In totaal komt het netto-effect van dit OGB op de uitgaven in de begroting 2022 neer op een verhoging van de vastleggingskredieten met 12 247,1 miljoen EUR. Er worden geen extra betalingskredieten gevraagd.
2. Verzoeken per MFK-rubriek en per programma
De goedkeuring van de mededeling over de aanpassing van het MFK en dit OGB zijn noodzakelijke voorwaarden voor de uitvoering in 2022 van alle programma’s die in 2021 niet zijn vastgesteld in het kader van de eerste tranche van begrotingsvastleggingen en de betaling van voorfinanciering in het kader van deze programma’s.
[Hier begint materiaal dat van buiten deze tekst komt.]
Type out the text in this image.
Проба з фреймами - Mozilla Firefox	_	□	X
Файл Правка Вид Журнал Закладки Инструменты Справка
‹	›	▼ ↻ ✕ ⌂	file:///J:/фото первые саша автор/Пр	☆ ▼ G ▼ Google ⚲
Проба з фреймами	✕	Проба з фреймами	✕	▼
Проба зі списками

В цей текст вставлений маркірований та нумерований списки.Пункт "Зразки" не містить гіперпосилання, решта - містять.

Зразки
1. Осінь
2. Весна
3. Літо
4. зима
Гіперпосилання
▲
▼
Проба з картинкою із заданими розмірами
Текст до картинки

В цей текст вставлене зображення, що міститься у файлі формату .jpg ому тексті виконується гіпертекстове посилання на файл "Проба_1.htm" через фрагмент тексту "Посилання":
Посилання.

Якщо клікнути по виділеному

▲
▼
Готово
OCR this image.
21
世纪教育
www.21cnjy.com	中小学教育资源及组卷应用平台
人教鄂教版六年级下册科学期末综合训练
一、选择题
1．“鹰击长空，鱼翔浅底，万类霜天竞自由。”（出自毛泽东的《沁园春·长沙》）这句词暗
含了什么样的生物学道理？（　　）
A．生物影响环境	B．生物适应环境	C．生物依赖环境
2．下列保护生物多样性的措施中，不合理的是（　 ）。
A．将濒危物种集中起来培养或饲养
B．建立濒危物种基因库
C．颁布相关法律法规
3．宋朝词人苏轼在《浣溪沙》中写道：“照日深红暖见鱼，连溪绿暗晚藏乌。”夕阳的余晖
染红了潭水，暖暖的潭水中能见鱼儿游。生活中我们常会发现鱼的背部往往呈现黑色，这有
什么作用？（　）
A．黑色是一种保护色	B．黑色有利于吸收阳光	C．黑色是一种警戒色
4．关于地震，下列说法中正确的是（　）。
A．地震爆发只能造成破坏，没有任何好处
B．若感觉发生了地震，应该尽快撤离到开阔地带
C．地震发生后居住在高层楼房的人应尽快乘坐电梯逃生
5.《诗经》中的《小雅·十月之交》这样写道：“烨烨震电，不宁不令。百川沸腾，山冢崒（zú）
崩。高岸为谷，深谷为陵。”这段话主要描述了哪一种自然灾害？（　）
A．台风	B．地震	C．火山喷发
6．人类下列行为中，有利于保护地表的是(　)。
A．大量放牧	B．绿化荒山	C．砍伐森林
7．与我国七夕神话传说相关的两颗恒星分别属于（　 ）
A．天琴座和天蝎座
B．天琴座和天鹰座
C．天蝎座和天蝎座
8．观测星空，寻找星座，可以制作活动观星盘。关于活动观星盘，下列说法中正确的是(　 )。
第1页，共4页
Alle 27 lidstaten zijn bij deze herprogrammering betrokken. Een snelle vaststelling van dit OGB zou verdere vertragingen bij de uitvoering van de programma’s voorkomen.
Overeenkomstig de bepalingen van artikel 7 van de MFK-verordening worden de bedragen die in 2021 niet zijn vastgelegd en evenmin naar 2022 zijn overgedragen 6 , in gelijke delen overgedragen naar elk van de jaren 2022 tot en met 2025. Dit OGB weerspiegelt derhalve de overdracht van 25 % van de toewijzingen die in 2021 niet zijn gebruikt (d.w.z. vastleggingskredieten die niet zijn gebruikt of overgedragen), wat overeenkomt met een totaal van 12 247,1 miljoen EUR naar het begrotingsjaar 2022. De specifieke bedragen die naar 2022 moeten worden overgedragen, worden in de onderstaande tabellen per begrotingsonderdeel gespecificeerd.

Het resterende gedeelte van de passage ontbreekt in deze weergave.